Immutep Reports Positive Results in First Line Head and Neck Squamous Cell Carcinoma Patients with Negative PD-L1 Expression
Media Release
- Efti in combination with KEYTRUDA (pembrolizumab) achieved a 35.5% response rate in evaluable patients (N=31), according to RECIST 1.1, among the highest recorded for a treatment approach not containing chemotherapy in patients with CPS <1
- High complete response rate of 9.7% with three patients showing a disappearance of cancer lesions post treatment
- Durability of responses tracks well and over 50% of patients received treatment for at least six months
- Combination continues to have a favourable safety profile with no new safety signals observed
- Based on encouraging results and high unmet medical need, the path forward will be discussed with regulatory agencies
- Company to host webcast today at 9am AEST (7pm ET, 11 July), details below
SYDNEY, AUSTRALIA, July 12, 2024 (GLOBE NEWSWIRE) -- Immutep Limited (ASX: IMM; NASDAQ: IMMP) (“Immutep” or “the Company”), a clinical-stage biotechnology company developing novel LAG-3 immunotherapies for cancer and autoimmune disease, today announces positive results from Cohort B of the TACTI-003 (KEYNOTE-PNC-34) Phase IIb trial evaluating eftilagimod alfa (efti) in combination with MSD’s (Merck & Co., Inc., Rahway, NJ, USA) anti-PD-1 therapy KEYTRUDA (pembrolizumab) as first-line treatment of recurrent or metastatic head and neck squamous cell carcinoma patients (1L HNSCC) with negative PD-L1 expression.
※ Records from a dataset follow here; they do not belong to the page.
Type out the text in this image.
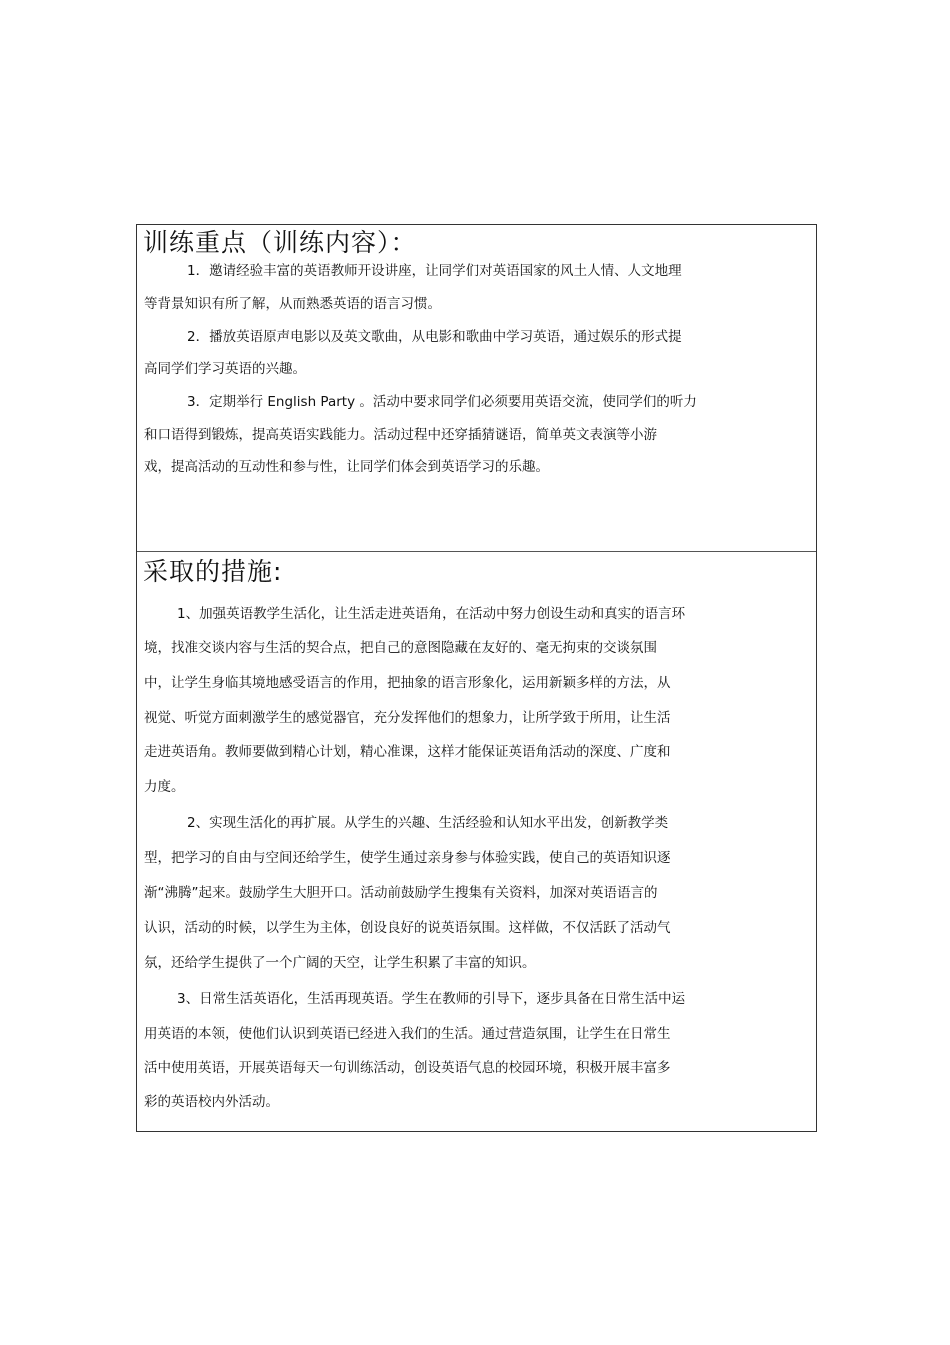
训练重点（训练内容）：
1．邀请经验丰富的英语教师开设讲座，让同学们对英语国家的风土人情、人文地理
等背景知识有所了解，从而熟悉英语的语言习惯。
2．播放英语原声电影以及英文歌曲，从电影和歌曲中学习英语，通过娱乐的形式提
高同学们学习英语的兴趣。
3．定期举行 English Party 。活动中要求同学们必须要用英语交流，使同学们的听力
和口语得到锻炼，提高英语实践能力。活动过程中还穿插猜谜语，简单英文表演等小游
戏，提高活动的互动性和参与性，让同学们体会到英语学习的乐趣。
采取的措施:
1、加强英语教学生活化，让生活走进英语角，在活动中努力创设生动和真实的语言环
境，找准交谈内容与生活的契合点，把自己的意图隐藏在友好的、毫无拘束的交谈氛围
中，让学生身临其境地感受语言的作用，把抽象的语言形象化，运用新颖多样的方法，从
视觉、听觉方面刺激学生的感觉器官，充分发挥他们的想象力，让所学致于所用，让生活
走进英语角。教师要做到精心计划，精心准课，这样才能保证英语角活动的深度、广度和
力度。
2、实现生活化的再扩展。从学生的兴趣、生活经验和认知水平出发，创新教学类
型，把学习的自由与空间还给学生，使学生通过亲身参与体验实践，使自己的英语知识逐
渐“沸腾”起来。鼓励学生大胆开口。活动前鼓励学生搜集有关资料，加深对英语语言的
认识，活动的时候，以学生为主体，创设良好的说英语氛围。这样做，不仅活跃了活动气
氛，还给学生提供了一个广阔的天空，让学生积累了丰富的知识。
3、日常生活英语化，生活再现英语。学生在教师的引导下，逐步具备在日常生活中运
用英语的本领，使他们认识到英语已经进入我们的生活。通过营造氛围，让学生在日常生
活中使用英语，开展英语每天一句训练活动，创设英语气息的校园环境，积极开展丰富多
彩的英语校内外活动。
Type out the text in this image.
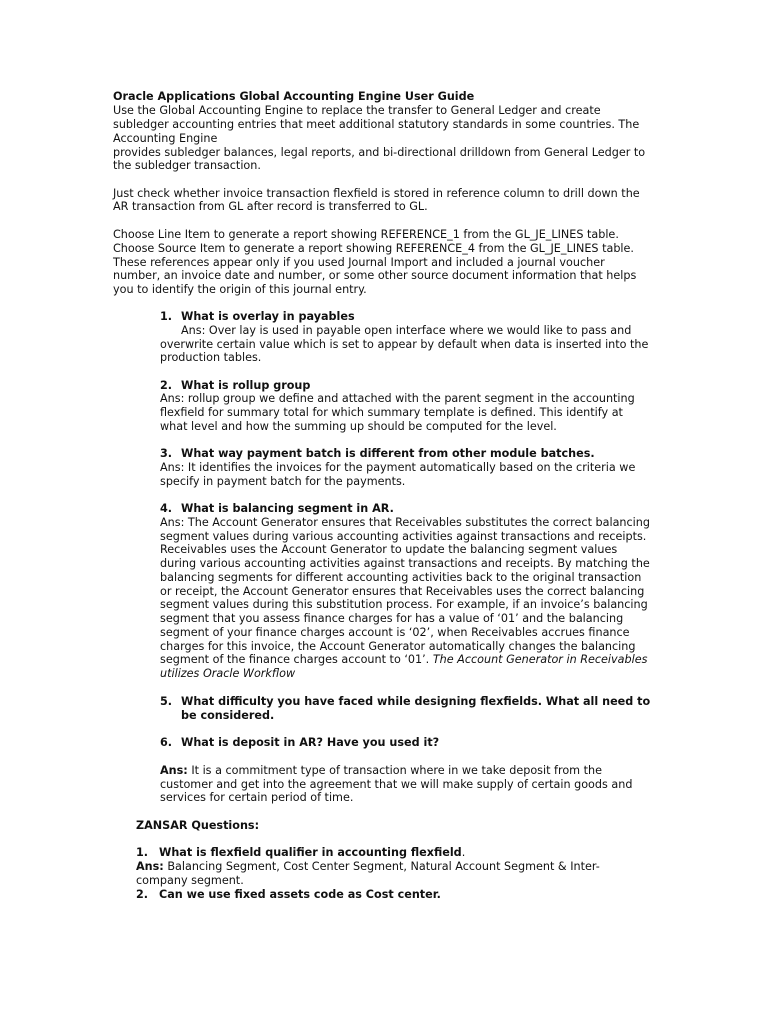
Oracle Applications Global Accounting Engine User Guide
Use the Global Accounting Engine to replace the transfer to General Ledger and create
subledger accounting entries that meet additional statutory standards in some countries. The
Accounting Engine
provides subledger balances, legal reports, and bi-directional drilldown from General Ledger to
the subledger transaction.
Just check whether invoice transaction flexfield is stored in reference column to drill down the
AR transaction from GL after record is transferred to GL.
Choose Line Item to generate a report showing REFERENCE_1 from the GL_JE_LINES table.
Choose Source Item to generate a report showing REFERENCE_4 from the GL_JE_LINES table.
These references appear only if you used Journal Import and included a journal voucher
number, an invoice date and number, or some other source document information that helps
you to identify the origin of this journal entry.
1. What is overlay in payables
Ans: Over lay is used in payable open interface where we would like to pass and
overwrite certain value which is set to appear by default when data is inserted into the
production tables.
2. What is rollup group
Ans: rollup group we define and attached with the parent segment in the accounting
flexfield for summary total for which summary template is defined. This identify at
what level and how the summing up should be computed for the level.
3. What way payment batch is different from other module batches.
Ans: It identifies the invoices for the payment automatically based on the criteria we
specify in payment batch for the payments.
4. What is balancing segment in AR.
Ans: The Account Generator ensures that Receivables substitutes the correct balancing
segment values during various accounting activities against transactions and receipts.
Receivables uses the Account Generator to update the balancing segment values
during various accounting activities against transactions and receipts. By matching the
balancing segments for different accounting activities back to the original transaction
or receipt, the Account Generator ensures that Receivables uses the correct balancing
segment values during this substitution process. For example, if an invoice’s balancing
segment that you assess finance charges for has a value of ‘01’ and the balancing
segment of your finance charges account is ‘02’, when Receivables accrues finance
charges for this invoice, the Account Generator automatically changes the balancing
segment of the finance charges account to ‘01’. The Account Generator in Receivables
utilizes Oracle Workflow
5. What difficulty you have faced while designing flexfields. What all need to
be considered.
6. What is deposit in AR? Have you used it?
Ans: It is a commitment type of transaction where in we take deposit from the
customer and get into the agreement that we will make supply of certain goods and
services for certain period of time.
ZANSAR Questions:
1. What is flexfield qualifier in accounting flexfield.
Ans: Balancing Segment, Cost Center Segment, Natural Account Segment & Inter-
company segment.
2. Can we use fixed assets code as Cost center.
The updated efficacy and safety data was presented by Dr. Robert Metcalf during an oral presentation at the ESMO Virtual Plenary session at 18:30-19:30 CEST on 11 July 2024.
Results
The investigational immuno-oncology (IO) combination utilising efti and KEYTRUDA achieved an objective response rate (ORR) of 35.5% (11 of 31 evaluable patients) and a disease control rate (DCR) of
58.1%, according to RECIST 1.1, in 1L HNSCC patients whose tumours do not express PD-L1 (Combined Positive Score [CPS] <1). These results are among the highest recorded for a chemotherapy-free
approach in negative PD-L1 patients and compare favourably to a historical control of 5.4% ORR and 32.4% DCR from anti-PD-1 monotherapy.1
Additionally, the IO combination attained a high complete response rate of 9.7% (3 of 31 patients), which compares favourably to a historical control of 0% from anti-PD-1 monotherapy in 1L HNSCC patients with a CPS <1.2 Notably, one patient with early progressive disease according to RECIST 1.1 has evolved into a confirmed partial responder who remains on therapy after 14 months, resulting in a 38.7% ORR for the IO-combination, according to iRECIST.